Parents, élus et habitants appellent à un rassemblement lundi 30 mars à 8 h 30 pour défendre l’école du village, menacée de fermeture. Un enjeu crucial pour l’avenir de ce territoire rural.
La tension monte à Riguepeu. L’annonce de la possible suppression d’un poste d’enseignant, dans un contexte de 13 suppressions envisagées sur le secteur, fait craindre la fermeture prochaine de l’école.
Face à cette menace, la réaction ne s’est pas fait attendre. L’association des parents d’élèves Graines de coquins, particulièrement active, s’est rapidement mobilisée.
Elle appelle aujourd’hui à un rassemblement lundi 30 mars à 8h30 devant l’école, afin de fédérer habitants, élus et soutiens autour d’un même objectif : maintenir l’établissement.
Pour les familles, l’école représente bien plus qu’un lieu d’apprentissage.

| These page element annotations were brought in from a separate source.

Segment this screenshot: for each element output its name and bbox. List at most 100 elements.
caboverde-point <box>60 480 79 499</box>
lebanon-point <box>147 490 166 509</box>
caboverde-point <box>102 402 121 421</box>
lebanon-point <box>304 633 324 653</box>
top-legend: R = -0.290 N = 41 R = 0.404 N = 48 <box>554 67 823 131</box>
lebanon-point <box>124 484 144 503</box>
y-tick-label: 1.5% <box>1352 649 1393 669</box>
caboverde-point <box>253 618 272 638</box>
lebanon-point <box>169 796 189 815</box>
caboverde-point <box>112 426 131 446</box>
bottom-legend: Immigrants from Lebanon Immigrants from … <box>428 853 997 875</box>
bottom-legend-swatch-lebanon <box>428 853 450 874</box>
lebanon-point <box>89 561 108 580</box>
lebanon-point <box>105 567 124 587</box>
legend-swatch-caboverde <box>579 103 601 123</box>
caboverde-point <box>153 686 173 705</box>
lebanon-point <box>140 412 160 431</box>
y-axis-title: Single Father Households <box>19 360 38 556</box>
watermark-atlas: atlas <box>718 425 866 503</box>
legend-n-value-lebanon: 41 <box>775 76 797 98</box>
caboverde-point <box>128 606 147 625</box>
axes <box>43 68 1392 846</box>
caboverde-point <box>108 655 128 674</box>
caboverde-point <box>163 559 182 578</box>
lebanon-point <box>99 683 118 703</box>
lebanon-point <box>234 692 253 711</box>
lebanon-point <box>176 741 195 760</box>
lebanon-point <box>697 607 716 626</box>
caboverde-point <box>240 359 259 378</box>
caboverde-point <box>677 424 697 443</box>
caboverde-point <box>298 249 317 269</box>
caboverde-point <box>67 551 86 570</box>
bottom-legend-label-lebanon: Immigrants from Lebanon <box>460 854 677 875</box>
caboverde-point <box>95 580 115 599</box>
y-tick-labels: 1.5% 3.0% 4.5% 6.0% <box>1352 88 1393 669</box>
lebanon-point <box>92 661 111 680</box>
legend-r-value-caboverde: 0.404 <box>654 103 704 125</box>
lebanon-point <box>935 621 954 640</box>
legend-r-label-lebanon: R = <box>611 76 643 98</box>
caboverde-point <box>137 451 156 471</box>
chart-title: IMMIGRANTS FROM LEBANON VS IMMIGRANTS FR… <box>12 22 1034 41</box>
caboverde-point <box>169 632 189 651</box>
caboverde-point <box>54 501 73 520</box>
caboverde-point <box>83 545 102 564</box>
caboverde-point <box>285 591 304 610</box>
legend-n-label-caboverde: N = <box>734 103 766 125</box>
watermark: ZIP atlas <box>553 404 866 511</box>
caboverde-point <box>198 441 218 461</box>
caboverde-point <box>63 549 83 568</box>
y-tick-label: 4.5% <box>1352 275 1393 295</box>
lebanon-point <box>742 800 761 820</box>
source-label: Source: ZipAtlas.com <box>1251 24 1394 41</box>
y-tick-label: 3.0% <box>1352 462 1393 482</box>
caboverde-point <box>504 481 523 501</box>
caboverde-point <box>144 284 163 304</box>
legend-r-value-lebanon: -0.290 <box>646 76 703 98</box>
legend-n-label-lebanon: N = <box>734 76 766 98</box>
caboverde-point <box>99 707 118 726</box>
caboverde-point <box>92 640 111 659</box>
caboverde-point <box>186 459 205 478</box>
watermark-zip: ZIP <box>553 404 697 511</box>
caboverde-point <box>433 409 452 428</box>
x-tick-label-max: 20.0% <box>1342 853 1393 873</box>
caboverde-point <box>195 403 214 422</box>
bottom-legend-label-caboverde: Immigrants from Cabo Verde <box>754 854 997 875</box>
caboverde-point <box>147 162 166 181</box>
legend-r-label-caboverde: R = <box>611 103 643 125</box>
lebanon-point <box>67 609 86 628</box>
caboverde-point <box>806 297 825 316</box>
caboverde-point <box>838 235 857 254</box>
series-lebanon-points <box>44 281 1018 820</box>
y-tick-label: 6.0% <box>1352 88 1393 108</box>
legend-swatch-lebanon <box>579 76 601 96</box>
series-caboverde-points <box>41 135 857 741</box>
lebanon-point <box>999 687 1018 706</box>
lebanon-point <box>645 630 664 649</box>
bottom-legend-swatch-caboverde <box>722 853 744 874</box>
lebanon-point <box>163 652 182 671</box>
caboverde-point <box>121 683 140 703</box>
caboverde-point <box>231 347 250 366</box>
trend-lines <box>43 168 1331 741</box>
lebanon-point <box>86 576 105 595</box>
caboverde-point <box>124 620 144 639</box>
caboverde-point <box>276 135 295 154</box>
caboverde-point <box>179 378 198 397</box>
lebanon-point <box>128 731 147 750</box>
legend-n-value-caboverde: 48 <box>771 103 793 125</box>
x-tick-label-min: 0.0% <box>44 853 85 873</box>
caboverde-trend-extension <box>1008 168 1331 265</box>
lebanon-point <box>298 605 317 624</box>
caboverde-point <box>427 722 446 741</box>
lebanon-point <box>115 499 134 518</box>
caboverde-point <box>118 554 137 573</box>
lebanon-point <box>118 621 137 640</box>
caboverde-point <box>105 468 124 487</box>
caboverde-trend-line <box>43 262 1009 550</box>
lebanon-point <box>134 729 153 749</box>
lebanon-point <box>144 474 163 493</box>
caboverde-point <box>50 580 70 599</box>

Elle constitue un élément structurant de la vie locale, un facteur d’attractivité et de lien social indispensable en milieu rural.
L’établissement accueille d’ailleurs des élèves venus de communes voisines comme Bazian, Roquebrune et Saint-Arailles, où les écoles ont déjà disparu. Sa fermeture compliquerait encore davantage l’accès à un enseignement de proximité pour ces familles.
Au-delà du cas de Riguepeu, les opposants à cette décision entendent défendre un modèle : celui de l’école rurale, garante d’égalité des chances et essentielle à la vitalité des territoires.
« Ici, il ne s’agit pas seulement d’une classe ou d’un poste, mais de tout un équilibre de vie », glissent des parents.
Lundi matin, à Riguepeu, ils seront nombreux à le rappeler : sans école, c’est tout un territoire qui vacille.